If the Vector Real Gateway In is configured to be an AX4-Lite interface, assigns a unique name to this interface. This name can be used to differentiate between multiple AXI4-Lite interfaces in the design. When using the IP catalog flow, you can expect to see an interface in the IP that Model Composer creates with the name <design_name>_<interface_name>_ s_axi.

Important: The Interface Name must be composed of alphanumeric characters (lowercase alphabetic) or an underscore (_) only, and must begin with a lowercase alphabetic character. axi4_lite1 is acceptable, 1AXI4-Lite is not.
Description

Additional designer comments about this Vector Real Gateway In that is captured in the interface documentation.

Default value
Constraints
IOB Timing Constraint

In hardware, a Vector Real Gateway In is realized as a set of input/output buffers (IOBs).
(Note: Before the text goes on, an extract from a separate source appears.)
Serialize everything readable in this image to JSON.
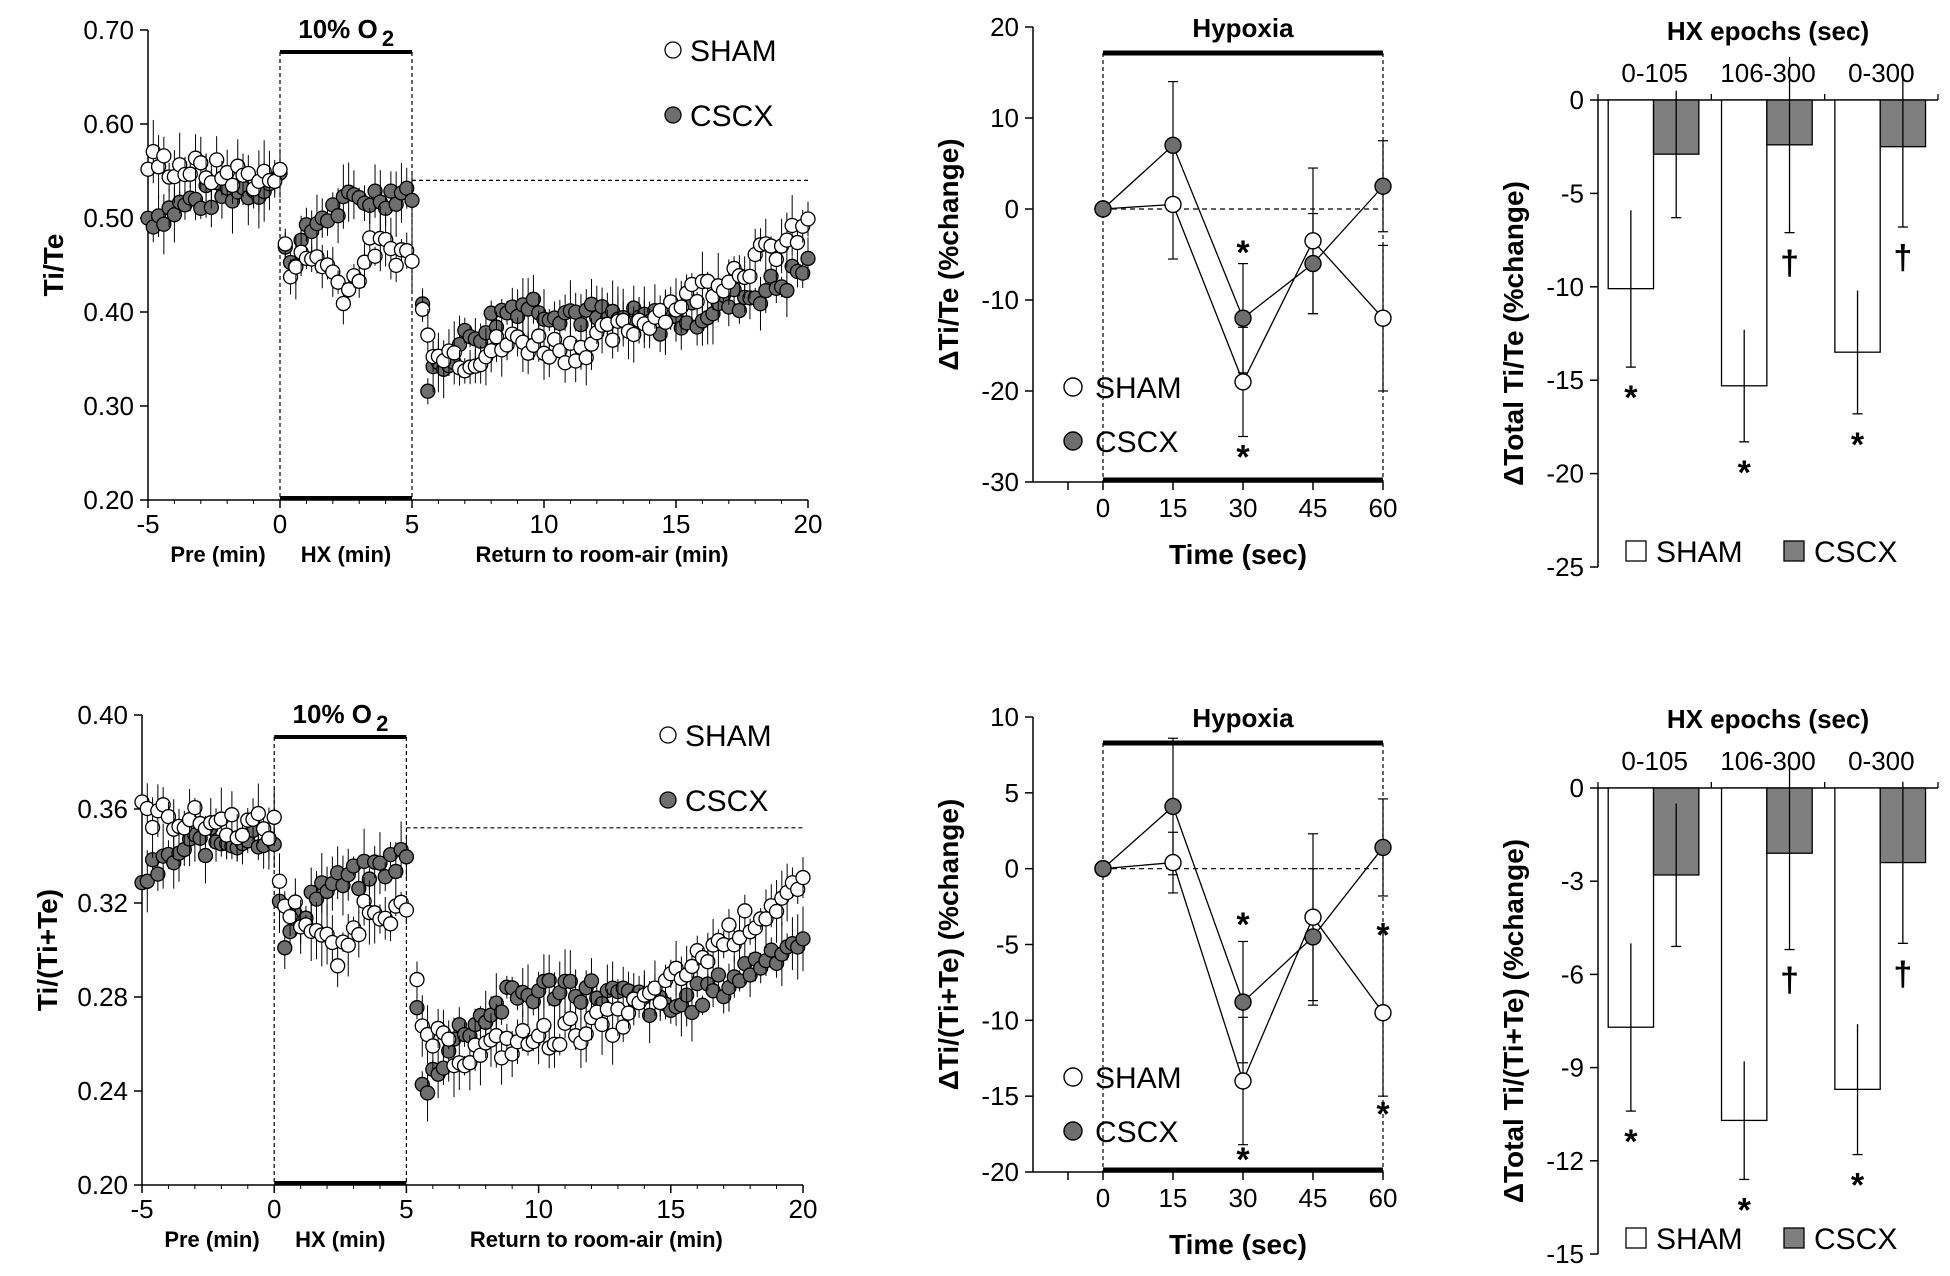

There are three ways to constrain the timing on IOBs. They are None, Data Rate, and Data Rate, Set 'FAST' Attribute.

  • If None is selected, no timing constraints for the IOBs are put in the user constraint file produced by Model Composer. This means the paths from the IOBs to synchronous elements are not constrained.
  • If Data Rate is selected, the IOBs are constrained at the data rate at which the IOBs operate. The rate is determined by System Clock Period provided on the System Generator token and the sample rate of the Gateway relative to the other sample periods in the design.
  • If Data Rate, Set 'FAST' Attribute is selected, the constraints described above are produced. In addition, a FAST slew rate attribute is generated for each IOB. This reduces delay but increases noise and power consumption.
Specify IOB location constraints
Checking this option allows IOB location constraints and I/O standards to be specified.
IOB pad locations, e.g. {'MSB', ..., 'LSB'}
IOB pin locations can be specified as a cell array of strings in this edit box. The locations are package-specific.IO Standards, e.g. {'MSB', ..., 'LSB'}
IO Standards, e.g. {'MSB', ..., 'LSB'}
I/O standards can be specified as a cell array of strings in this edit box. The locations are package-specific.